Is Supplier Risk Management “nice-to-have”?

We recently built a supplier risk management enterprise solution for implementation as a software as a service (SaaS) business model. The solution was architected based on inputs from various practitioners and domain experts in the industry as well as personal experiences in managing global suppliers in both large and small enterprises. It received many accolades and good reviews. However, we noticed that many companies had tough time justifying the budget for implementation of a supplier risk solution. Frequently, there are other more urgent priorities competing for the same budget. Some organizations tend to view Supplier Scorecard or Supplier Risk Management solutions as “nice-to-have” rather than a critical part of the enterprise operation. I beg to differ. Investment in risk management is somewhat like buying an insurance policy except it is much more critical. An insurance policy is primarily used for reactive or defensive purposes, whereas supplier risk management can be used much more proactively. Consider the recent examples of failures in supplier risk management in widely different industries:

Toyota’s failure in managing the supplier of braking systems (CTS Corp) that led to massive auto recall
Apple’s failure in managing Chinese suppliers (Foxconn) that violated corporate social responsibility obligations
BP’s failure in adequately managing subcontractors (such as Halliburton) for the offshore drilling platform leading to world's worst oil spill

In each case proactive management of supplier risk should have highlighted the danger so that mitigating actions could have been taken before it was too late.

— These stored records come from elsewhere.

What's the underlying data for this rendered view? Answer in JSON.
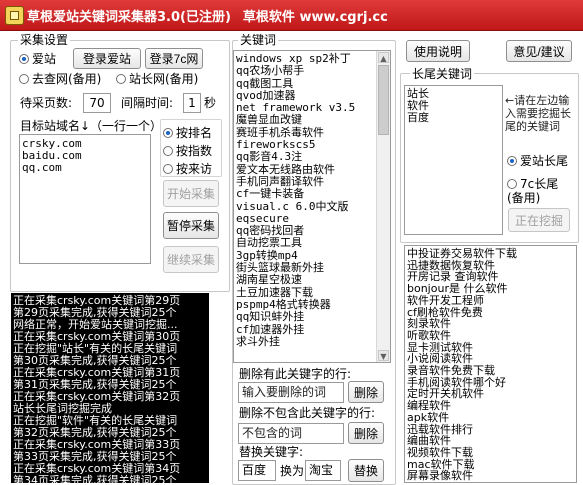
{
  "title": {
    "app": "草根爱站关键词采集器3.0(已注册)",
    "vendor": "草根软件 www.cgrj.cc"
  },
  "settings": {
    "group_title": "采集设置",
    "login_aizhan": "登录爱站",
    "login_7c": "登录7c网",
    "source_aizhan": "爱站",
    "source_quwang": "去查网(备用)",
    "source_zhanzhang": "站长网(备用)",
    "pages_label": "待采页数:",
    "pages_value": "70",
    "interval_label": "间隔时间:",
    "interval_value": "1",
    "interval_unit": "秒",
    "domains_label": "目标站域名↓（一行一个）",
    "domains": [
      "crsky.com",
      "baidu.com",
      "qq.com"
    ],
    "sort_rank": "按排名",
    "sort_index": "按指数",
    "sort_visit": "按来访",
    "start_btn": "开始采集",
    "pause_btn": "暂停采集",
    "resume_btn": "继续采集"
  },
  "log": {
    "lines": [
      "正在采集crsky.com关键词第29页",
      "第29页采集完成,获得关键词25个",
      "网络正常，开始爱站关键词挖掘...",
      "正在采集crsky.com关键词第30页",
      "正在挖掘\"站长\"有关的长尾关键词",
      "第30页采集完成,获得关键词25个",
      "正在采集crsky.com关键词第31页",
      "第31页采集完成,获得关键词25个",
      "正在采集crsky.com关键词第32页",
      "站长长尾词挖掘完成",
      "正在挖掘\"软件\"有关的长尾关键词",
      "第32页采集完成,获得关键词25个",
      "正在采集crsky.com关键词第33页",
      "第33页采集完成,获得关键词25个",
      "正在采集crsky.com关键词第34页",
      "第34页采集完成,获得关键词25个"
    ]
  },
  "keywords": {
    "group_title": "关键词",
    "items": [
      "windows xp sp2补丁",
      "qq农场小帮手",
      "qq截图工具",
      "qvod加速器",
      "net framework v3.5",
      "魔兽显血改键",
      "赛班手机杀毒软件",
      "fireworkscs5",
      "qq影音4.3注",
      "爱文本无线路由软件",
      "手机同声翻译软件",
      "cf一键卡装备",
      "visual.c 6.0中文版",
      "eqsecure",
      "qq密码找回者",
      "自动挖票工具",
      "3gp转换mp4",
      "街头篮球最新外挂",
      "湖南星空极速",
      "土豆加速器下载",
      "pspmp4格式转换器",
      "qq知识蚌外挂",
      "cf加速器外挂",
      "求斗外挂"
    ],
    "del_contain_label": "删除有此关键字的行:",
    "del_contain_placeholder": "输入要删除的词",
    "del_contain_btn": "删除",
    "del_not_label": "删除不包含此关键字的行:",
    "del_not_placeholder": "不包含的词",
    "del_not_btn": "删除",
    "replace_label": "替换关键字:",
    "replace_from": "百度",
    "replace_to_label": "换为",
    "replace_to": "淘宝",
    "replace_btn": "替换"
  },
  "right": {
    "help_btn": "使用说明",
    "feedback_btn": "意见/建议",
    "group_title": "长尾关键词",
    "seeds": [
      "站长",
      "软件",
      "百度"
    ],
    "hint": "←请在左边输入需要挖掘长尾的关键词",
    "opt_aizhan": "爱站长尾",
    "opt_7c": "7c长尾(备用)",
    "mining_btn": "正在挖掘",
    "results": [
      "中投证券交易软件下载",
      "迅捷数据恢复软件",
      "开房记录 查询软件",
      "bonjour是 什么软件",
      "软件开发工程师",
      "cf刷枪软件免费",
      "刻录软件",
      "听歌软件",
      "显卡测试软件",
      "小说阅读软件",
      "录音软件免费下载",
      "手机阅读软件哪个好",
      "定时开关机软件",
      "编程软件",
      "apk软件",
      "迅载软件排行",
      "编曲软件",
      "视频软件下载",
      "mac软件下载",
      "屏幕录像软件"
    ]
  }
}
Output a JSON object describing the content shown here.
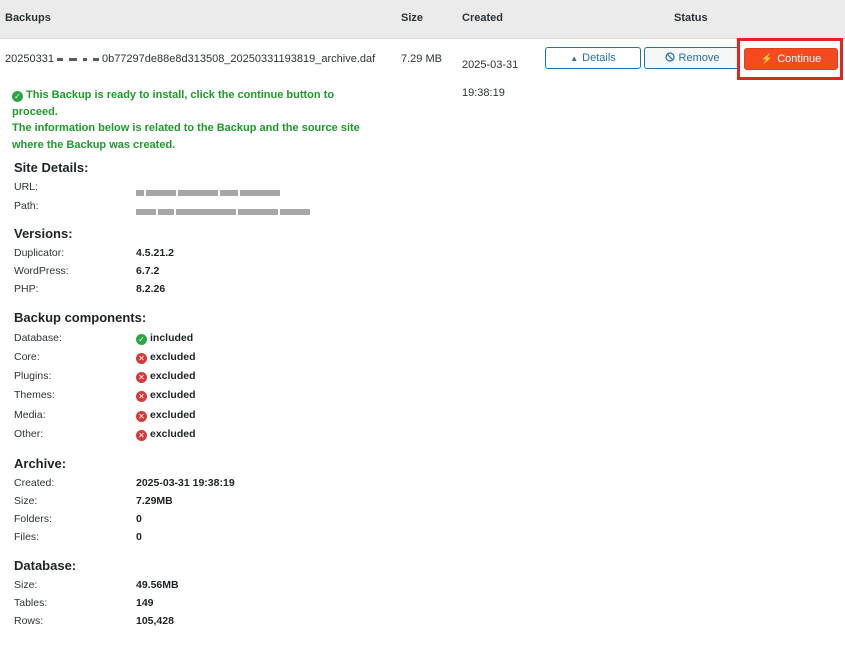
{
  "table": {
    "headers": {
      "backups": "Backups",
      "size": "Size",
      "created": "Created",
      "status": "Status"
    },
    "row": {
      "name_prefix": "20250331",
      "name_suffix": "0b77297de88e8d313508_20250331193819_archive.daf",
      "size": "7.29 MB",
      "created_date": "2025-03-31",
      "created_time": "19:38:19"
    },
    "buttons": {
      "details": "Details",
      "remove": "Remove",
      "continue": "Continue"
    }
  },
  "message": {
    "line1": "This Backup is ready to install, click the continue button to proceed.",
    "line2": "The information below is related to the Backup and the source site",
    "line3": "where the Backup was created."
  },
  "site_details": {
    "title": "Site Details:",
    "url_label": "URL:",
    "path_label": "Path:"
  },
  "versions": {
    "title": "Versions:",
    "items": [
      {
        "label": "Duplicator:",
        "value": "4.5.21.2"
      },
      {
        "label": "WordPress:",
        "value": "6.7.2"
      },
      {
        "label": "PHP:",
        "value": "8.2.26"
      }
    ]
  },
  "components": {
    "title": "Backup components:",
    "items": [
      {
        "label": "Database:",
        "value": "included",
        "status": "included"
      },
      {
        "label": "Core:",
        "value": "excluded",
        "status": "excluded"
      },
      {
        "label": "Plugins:",
        "value": "excluded",
        "status": "excluded"
      },
      {
        "label": "Themes:",
        "value": "excluded",
        "status": "excluded"
      },
      {
        "label": "Media:",
        "value": "excluded",
        "status": "excluded"
      },
      {
        "label": "Other:",
        "value": "excluded",
        "status": "excluded"
      }
    ]
  },
  "archive": {
    "title": "Archive:",
    "items": [
      {
        "label": "Created:",
        "value": "2025-03-31 19:38:19"
      },
      {
        "label": "Size:",
        "value": "7.29MB"
      },
      {
        "label": "Folders:",
        "value": "0"
      },
      {
        "label": "Files:",
        "value": "0"
      }
    ]
  },
  "database": {
    "title": "Database:",
    "items": [
      {
        "label": "Size:",
        "value": "49.56MB"
      },
      {
        "label": "Tables:",
        "value": "149"
      },
      {
        "label": "Rows:",
        "value": "105,428"
      }
    ]
  },
  "colors": {
    "accent": "#2271b1",
    "continue": "#f54a1f",
    "success": "#1f9a2c",
    "highlight": "#e0261d"
  }
}
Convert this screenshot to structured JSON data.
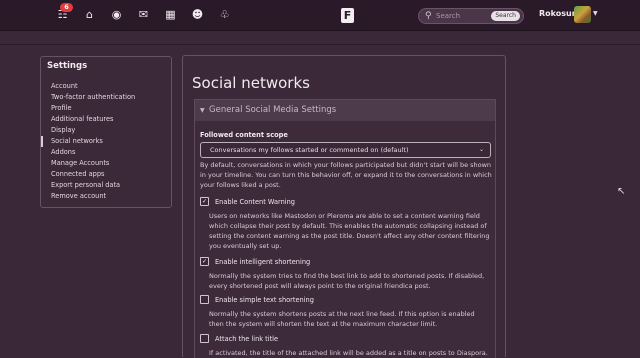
{
  "topbar": {
    "nav_icons": [
      "apps-icon",
      "home-icon",
      "network-icon",
      "mail-icon",
      "calendar-icon",
      "contacts-icon",
      "bell-icon"
    ],
    "notification_count": "6",
    "search_placeholder": "Search",
    "search_button": "Search",
    "username": "Rokosun"
  },
  "sidebar": {
    "title": "Settings",
    "items": [
      {
        "label": "Account"
      },
      {
        "label": "Two-factor authentication"
      },
      {
        "label": "Profile"
      },
      {
        "label": "Additional features"
      },
      {
        "label": "Display"
      },
      {
        "label": "Social networks"
      },
      {
        "label": "Addons"
      },
      {
        "label": "Manage Accounts"
      },
      {
        "label": "Connected apps"
      },
      {
        "label": "Export personal data"
      },
      {
        "label": "Remove account"
      }
    ],
    "active": "Social networks"
  },
  "main": {
    "title": "Social networks",
    "section_title": "General Social Media Settings",
    "scope_label": "Followed content scope",
    "scope_value": "Conversations my follows started or commented on (default)",
    "scope_help": "By default, conversations in which your follows participated but didn't start will be shown in your timeline. You can turn this behavior off, or expand it to the conversations in which your follows liked a post.",
    "options": [
      {
        "label": "Enable Content Warning",
        "checked": true,
        "desc": "Users on networks like Mastodon or Pleroma are able to set a content warning field which collapse their post by default. This enables the automatic collapsing instead of setting the content warning as the post title. Doesn't affect any other content filtering you eventually set up."
      },
      {
        "label": "Enable intelligent shortening",
        "checked": true,
        "desc": "Normally the system tries to find the best link to add to shortened posts. If disabled, every shortened post will always point to the original friendica post."
      },
      {
        "label": "Enable simple text shortening",
        "checked": false,
        "desc": "Normally the system shortens posts at the next line feed. If this option is enabled then the system will shorten the text at the maximum character limit."
      },
      {
        "label": "Attach the link title",
        "checked": false,
        "desc": "If activated, the title of the attached link will be added as a title on posts to Diaspora."
      }
    ]
  }
}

No amount of insurance could have provided as much benefit as an appropriate level of investment in supplier risk management. Typically, the investment required for managing supplier risk would have been just a small fraction of the insurance premium. Thus, in an increasingly inter-dependent enterprise that is constantly looking for operational efficiencies by outsourcing non-core functions, investment in supplier risk management cannot be over-emphasized. Is this the hazard of the “flat” world?